Iker Casillas nunca foi batizado na igreja. Também nunca se comungou. O goleiro se diz cristão, apesar disso. Não relaciona de forma tão próxima seu lado espiritual da igreja católica, no entanto.
O perfil bom moço de Casillas também se destacou em outros momentos isolados quando mais jovem. Em 2003, enfrentaram-se Real Madrid e Bayern de Munique. O espanhol, mesmo já considerado santo, quis sair da partida com a camisa do ídolo máximo de sua infância, o alemão Oliver Kahn. Mas não conseguiu. Kahn, que não parou Ronaldo na final da Copa de 2002, mesma na qual São Iker nasceu, negou o pedido. O jovem Casillas, então, criticou: chamou Kahn de mal-educado – Iker não sai do perfil polido nem ao disparar críticas. Recebeu dias depois a camisa que queria, com um pedido de desculpas.

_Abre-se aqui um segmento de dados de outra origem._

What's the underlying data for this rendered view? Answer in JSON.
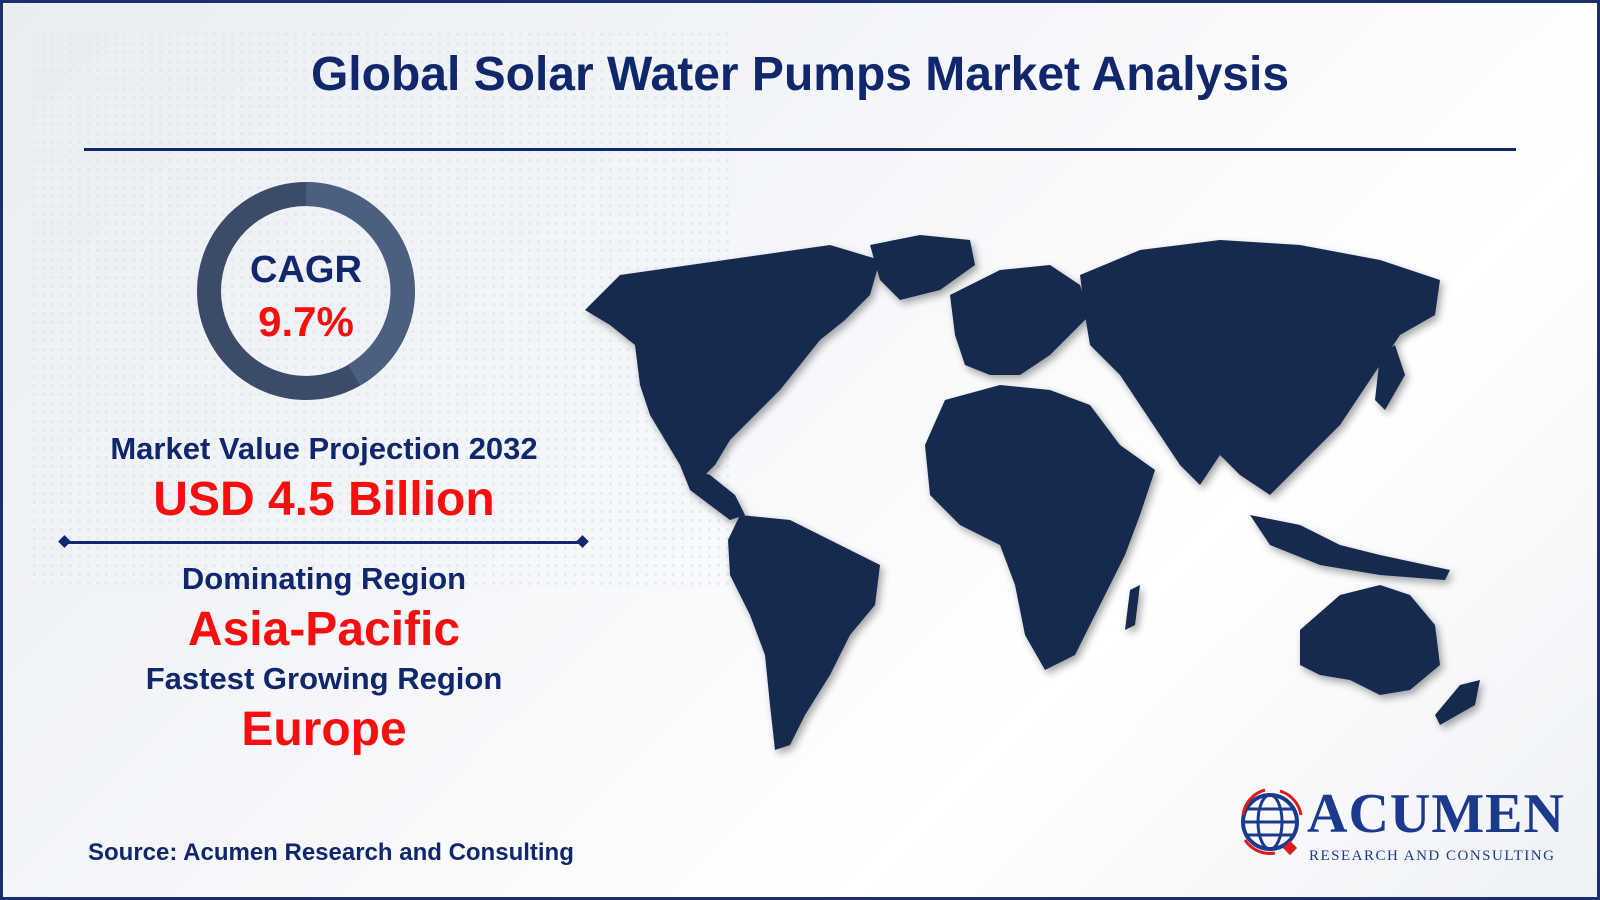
{
  "title": "Global Solar Water Pumps Market Analysis",
  "cagr": {
    "label": "CAGR",
    "value": "9.7%"
  },
  "market_value": {
    "label": "Market Value Projection 2032",
    "value": "USD 4.5 Billion"
  },
  "dominating_region": {
    "label": "Dominating Region",
    "value": "Asia-Pacific"
  },
  "fastest_region": {
    "label": "Fastest Growing Region",
    "value": "Europe"
  },
  "source": "Source: Acumen Research and Consulting",
  "logo": {
    "name": "ACUMEN",
    "tagline": "RESEARCH AND CONSULTING"
  },
  "colors": {
    "navy": "#10276b",
    "accent_red": "#f50f0f",
    "map": "#13294f",
    "donut": "#3f506e"
  },
  "icons": [
    "world-map",
    "donut-ring",
    "globe-logo"
  ]
}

Assim como jogou contra Oliver Kahn, Casillas viu passar a seu lado – na seleção espanhola e no Real Madrid – diferentes gerações de craques. No clube, viu passar Fernando Hierro, Roberto Carlos, Fernando Redondo, Clarence Seedorf, Davor Suker, Fernando Morientes, Luis Figo, Zinedine Zidane, Ronaldo, David Beckham, Robinho, Fabio Cannavarro, Marcelo, Wesley Sneijder, Arjen Robben, Sergio Ramos, Xabi Alonso, Kaká, Cristiano Ronaldo, Ángel Di Maria, Luka Modric, Gareth Bale… A história que vimos o Real Madrid construir é a história que Iker Casillas construiu. Só não alcançou o posto de maior ídolo da história do clube porque jogou com o atacante Raúl González, inalcançável.

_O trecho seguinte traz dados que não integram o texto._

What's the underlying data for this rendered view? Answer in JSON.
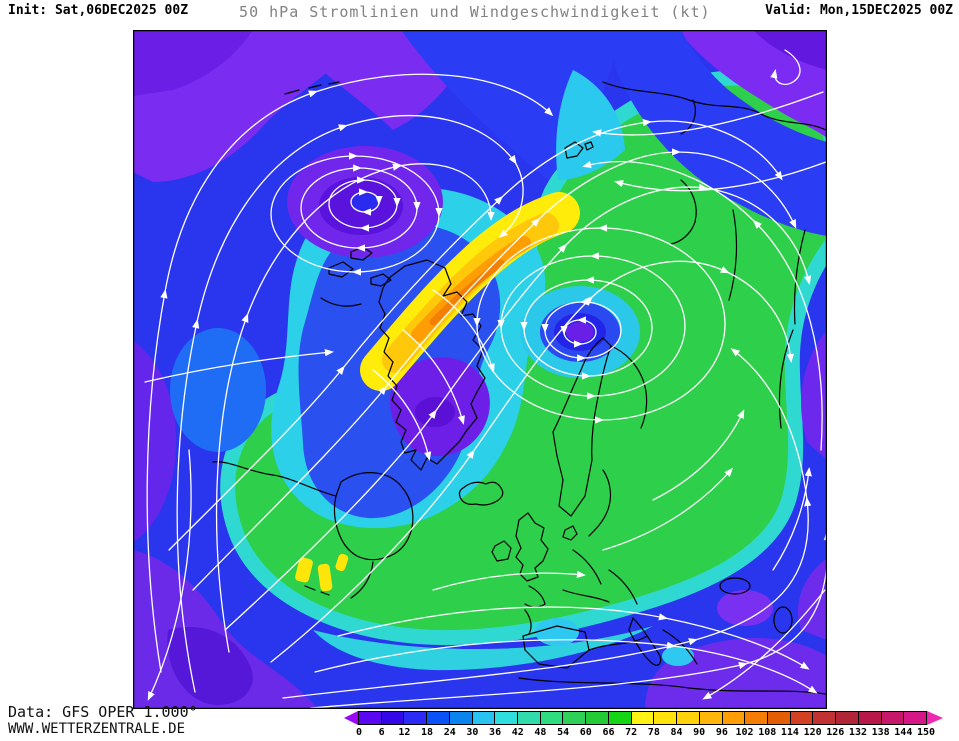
{
  "header": {
    "init_label": "Init:",
    "init_value": "Sat,06DEC2025 00Z",
    "title": "50 hPa Stromlinien und Windgeschwindigkeit (kt)",
    "valid_label": "Valid:",
    "valid_value": "Mon,15DEC2025 00Z"
  },
  "footer": {
    "data_line": "Data: GFS OPER 1.000°",
    "site": "WWW.WETTERZENTRALE.DE"
  },
  "colorbar": {
    "unit": "kt",
    "min": 0,
    "max": 150,
    "step": 6,
    "ticks": [
      "0",
      "6",
      "12",
      "18",
      "24",
      "30",
      "36",
      "42",
      "48",
      "54",
      "60",
      "66",
      "72",
      "78",
      "84",
      "90",
      "96",
      "102",
      "108",
      "114",
      "120",
      "126",
      "132",
      "138",
      "144",
      "150"
    ],
    "segment_colors": [
      "#5a07f2",
      "#3407e8",
      "#2b2bf5",
      "#0a52f7",
      "#0a85f0",
      "#28c3f0",
      "#30dede",
      "#30dcab",
      "#2fdc80",
      "#2fd058",
      "#23cb37",
      "#15d615",
      "#fff315",
      "#ffe30a",
      "#ffd20a",
      "#ffb60a",
      "#ff9d05",
      "#f57d05",
      "#e35d05",
      "#d24222",
      "#c23232",
      "#b22536",
      "#b81848",
      "#c61768",
      "#d61788"
    ],
    "left_arrow_color": "#9b07f7",
    "right_arrow_color": "#ef28b0"
  }
}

Na seleção, o que Iker fez o ajudou a não sofrer tanto com o desastre de 2014, no Brasil. O taça que ele levantou em 2010 se transformou numa redoma para agora, que o protegeu. Fosse Pepe Reina ou David De Gea – os dois reservas –, talvez nunca mais fossem convocados para defender a seleção após tantas falhas. A pressão popular seria enorme. Depois do 5 a 1 contra a Holanda no qual o capitão teve culpa em pelo menos dois dos gols sofridos, houve dedos apontados a diversos titulares, ao sistema de jogo, o tiki-taka, e Casillas foi preservado.

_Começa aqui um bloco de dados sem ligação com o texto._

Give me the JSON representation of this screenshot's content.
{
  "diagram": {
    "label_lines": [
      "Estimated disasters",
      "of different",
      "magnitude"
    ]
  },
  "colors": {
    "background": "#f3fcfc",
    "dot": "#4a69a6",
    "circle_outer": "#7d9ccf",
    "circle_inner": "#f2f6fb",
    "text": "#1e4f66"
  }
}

A carreira de Iker, pelo menos em alto nível, hoje precisa de uma reviravolta. Ele precisará decidir agora, neste início de temporada em seu clube e neste início de novo ciclo da seleção, qual será seu objetivo profissional. Casillas não falhou só nos dois jogos pela seleção, mas também no último pelo clube. Uma falha na final da Liga dos Campeões quase deu ao Atlético de Madrid, maior rival do Real, o inédito título – o mais importante do continente. Foi salvo pelo companheiro Sergio Ramos, que empatou nos acréscimos, e por Gareth Bale, Marcelo e Ronaldo, que viraram o jogo. Pior que isso: nos últimos dois anos, o goleiro atuou em cerca de apenas metade das partidas que o clube disputou, e cada vez mais tem ocupado o banco de Diego López. O primeiro a tirá-lo foi o português José Mourinho, de forma abrupta. Com o italiano Carlo Ancelotti, jogou menos ainda. Mas entendeu o rodízio, implementado dessa vez de forma mais gentil.
Iker Casillas não joga nesta segunda-feira, às 13h, na Arena da Baixada, em Curitiba, contra a Austrália. Verá do banco de reservas a seleção que ele levou ao topo do mundo se despedir da Copa. Não é punição, porque não se pune um santo. É apenas a escolha do técnico Vicente Del Bosque que, eliminado, decidiu colocar para jogar todos os jogadores que não atuaram nas duas derrotas. São Iker, aos 33 anos, se vai. Provavelmente para sempre, porque finalmente viu – como sempre soube – que é mortal.